Design and analysis of spectral tunable entangled photon sources based on PPLN crystal

The “quantum” system of optical radiation metrology based on spontaneous parametric down-conversion (SPDC) correlated photon sources and coincidence measurement technology has important applications in the field of extremely weak optical radiation detection. To acquire widely tunable entangled photon sources, 532 nm continuous laser was used to pump periodically poled LiNbO3 (PPLN) crystal. And 676 nm~2500 nm correlated photons were got by switching the crystal period and tuning the temperature. Firstly, the parameters such as polarization period, length and temperature control precision of PPLN crystal were made a theoretical study. Thus, the polarization period of PPLN crystals, the bandwidth distribution curve of the signal light in different wavelength, and temperature control precision curve of the different wavelength of signal light are further calculated.

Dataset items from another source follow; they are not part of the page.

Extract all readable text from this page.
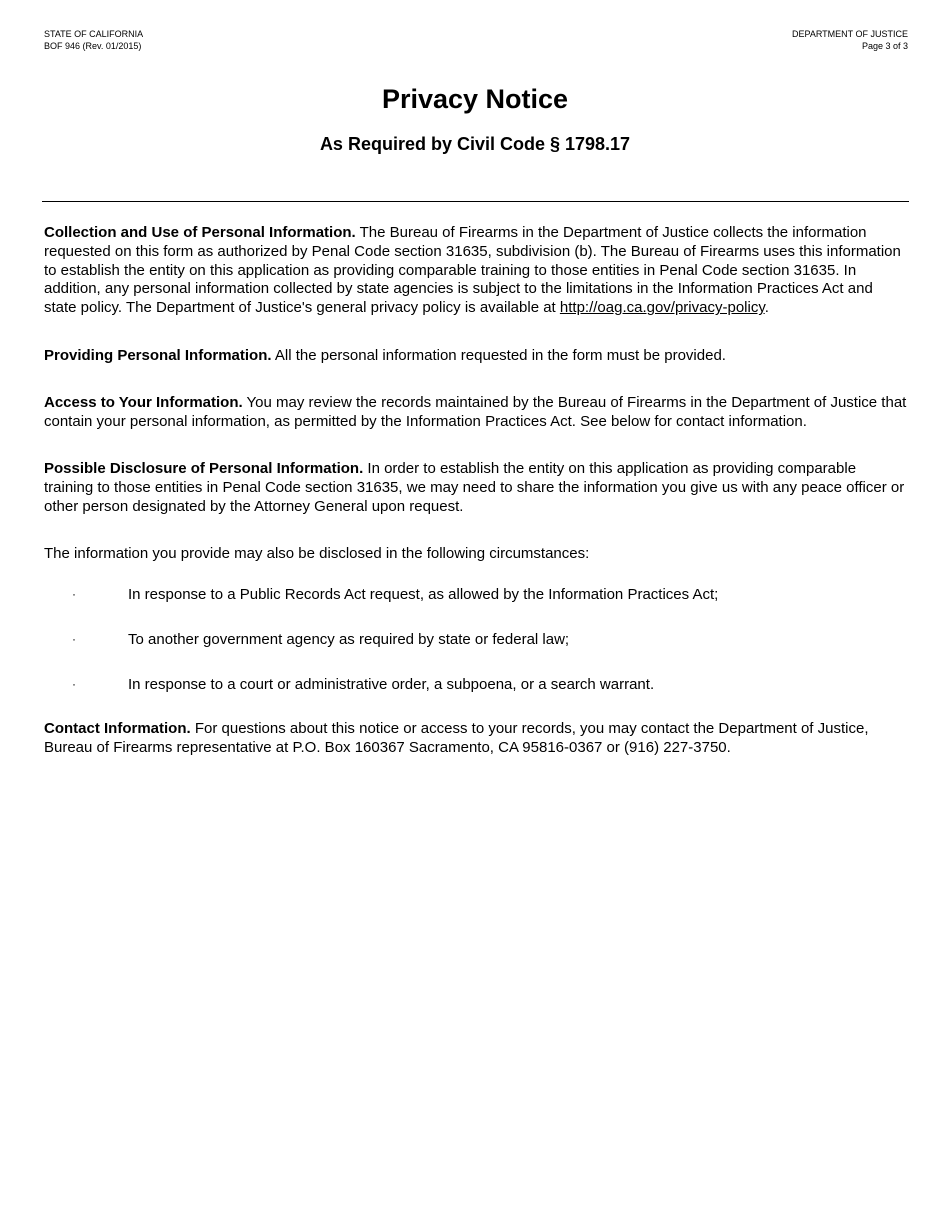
STATE OF CALIFORNIA
BOF 946 (Rev. 01/2015)
DEPARTMENT OF JUSTICE
Page 3 of 3
Privacy Notice
As Required by Civil Code § 1798.17

Collection and Use of Personal Information. The Bureau of Firearms in the Department of Justice collects the information requested on this form as authorized by Penal Code section 31635, subdivision (b). The Bureau of Firearms uses this information to establish the entity on this application as providing comparable training to those entities in Penal Code section 31635. In addition, any personal information collected by state agencies is subject to the limitations in the Information Practices Act and state policy. The Department of Justice's general privacy policy is available at http://oag.ca.gov/privacy-policy.

Providing Personal Information. All the personal information requested in the form must be provided.

Access to Your Information. You may review the records maintained by the Bureau of Firearms in the Department of Justice that contain your personal information, as permitted by the Information Practices Act. See below for contact information.

Possible Disclosure of Personal Information. In order to establish the entity on this application as providing comparable training to those entities in Penal Code section 31635, we may need to share the information you give us with any peace officer or other person designated by the Attorney General upon request.

The information you provide may also be disclosed in the following circumstances:

·	In response to a Public Records Act request, as allowed by the Information Practices Act;
·	To another government agency as required by state or federal law;
·	In response to a court or administrative order, a subpoena, or a search warrant.

Contact Information. For questions about this notice or access to your records, you may contact the Department of Justice, Bureau of Firearms representative at P.O. Box 160367 Sacramento, CA 95816-0367 or (916) 227-3750.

The results show that, the 676 nm~2500 nm correlated photon can be got by using 9 PPLN crystals in the temperature range of 50°C~200°C. The bandwidth of the signal light has negative correlation with the crystal length; The temperature control precision of PPLN crystals was from 3.96°C to 7.64°C, and the temperature control precision requires more higher with the increase of signal light wavelength. The research results will lay a foundation for the design of high-throughput wide-spectrum tunable entangled photon sources.